Depuis son retour de la Grande Guerre, il est pris en charge par un organisme spécialisé dans les traumatismes de cette foutue guerre. Dans le Finistère, l’asile Saint-Athanase soigne, essaie de soigner, ceux qui gardent des blessures invisibles.
François Morvan et Marie-Jeanne sont tous les deux du Léon [2], comme de nombreux Brestois. Lui de Porspoder, elle de Larret. C’est entre mer et campagne qu’ils ont grandi et se sont connu.
François s’est engagé dans la Marine Marchande en 1901 [3] aussi, quand Marie-Jeanne le rencontre, le prestige d’une situation établie a certainement fait son effet. En raison de sa profession de marin au commerce, le couple se rapproche de Brest, si possible à quelques encablures du port. Mais sans doute le Pont National représente-t-il une frontière, un cap à ne pas franchir ? Les jeunes mariés s’installent à Recouvrance.
Dans le train qui la mène à Quimper, Marie-Jeanne se prend à imaginer si la guerre n’avait pas eu lieu… Tout serait différent. Elle ira voir son mari aussi souvent qu’elle le pourra.

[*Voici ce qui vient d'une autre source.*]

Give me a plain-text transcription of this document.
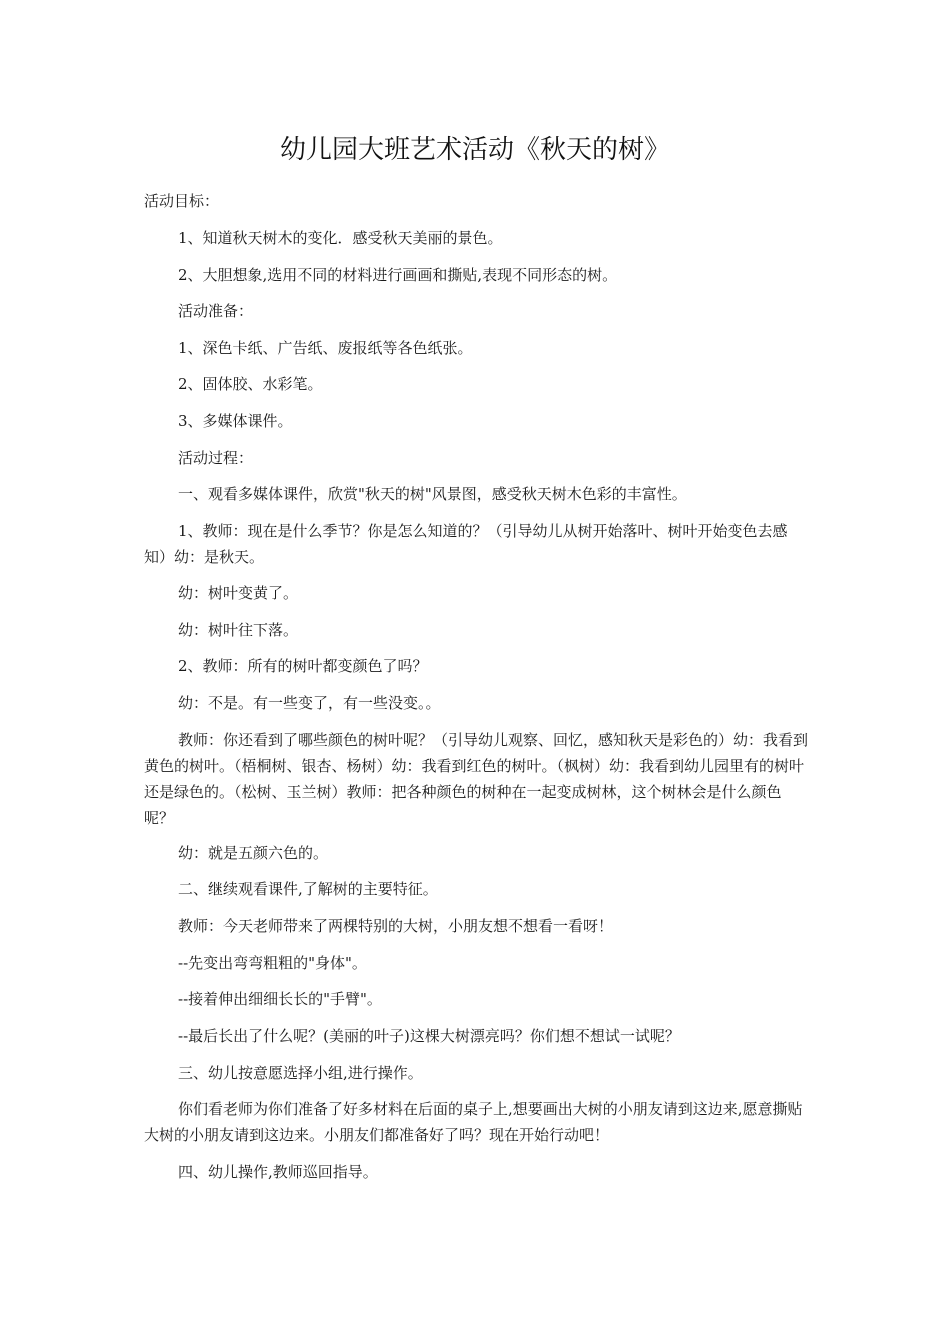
幼儿园大班艺术活动《秋天的树》

活动目标：

1、知道秋天树木的变化．感受秋天美丽的景色。

2、大胆想象,选用不同的材料进行画画和撕贴,表现不同形态的树。

活动准备：

1、深色卡纸、广告纸、废报纸等各色纸张。

2、固体胶、水彩笔。

3、多媒体课件。

活动过程：

一、观看多媒体课件，欣赏"秋天的树"风景图，感受秋天树木色彩的丰富性。

1、教师：现在是什么季节？你是怎么知道的？（引导幼儿从树开始落叶、树叶开始变色去感知）幼：是秋天。

幼：树叶变黄了。

幼：树叶往下落。

2、教师：所有的树叶都变颜色了吗？

幼：不是。有一些变了，有一些没变。。

教师：你还看到了哪些颜色的树叶呢？（引导幼儿观察、回忆，感知秋天是彩色的）幼：我看到黄色的树叶。（梧桐树、银杏、杨树）幼：我看到红色的树叶。（枫树）幼：我看到幼儿园里有的树叶还是绿色的。（松树、玉兰树）教师：把各种颜色的树种在一起变成树林，这个树林会是什么颜色呢？

幼：就是五颜六色的。

二、继续观看课件,了解树的主要特征。

教师：今天老师带来了两棵特别的大树，小朋友想不想看一看呀！

--先变出弯弯粗粗的"身体"。

--接着伸出细细长长的"手臂"。

--最后长出了什么呢？(美丽的叶子)这棵大树漂亮吗？你们想不想试一试呢？

三、幼儿按意愿选择小组,进行操作。

你们看老师为你们准备了好多材料在后面的桌子上,想要画出大树的小朋友请到这边来,愿意撕贴大树的小朋友请到这边来。小朋友们都准备好了吗？现在开始行动吧！

四、幼儿操作,教师巡回指导。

Mais le 11 mars 1917 est son dernier voyage ; elle ne se lèvera plus si tôt, elle n’ira plus à la gare prendre le train pour Quimper, François s’est éteint hier.
Marie-Jeanne se remarie l’année suivante à Recouvrance avec un marin vétéran qui succombe en 1935 ; mais elle est déjà partie pour son dernier voyage en 1929.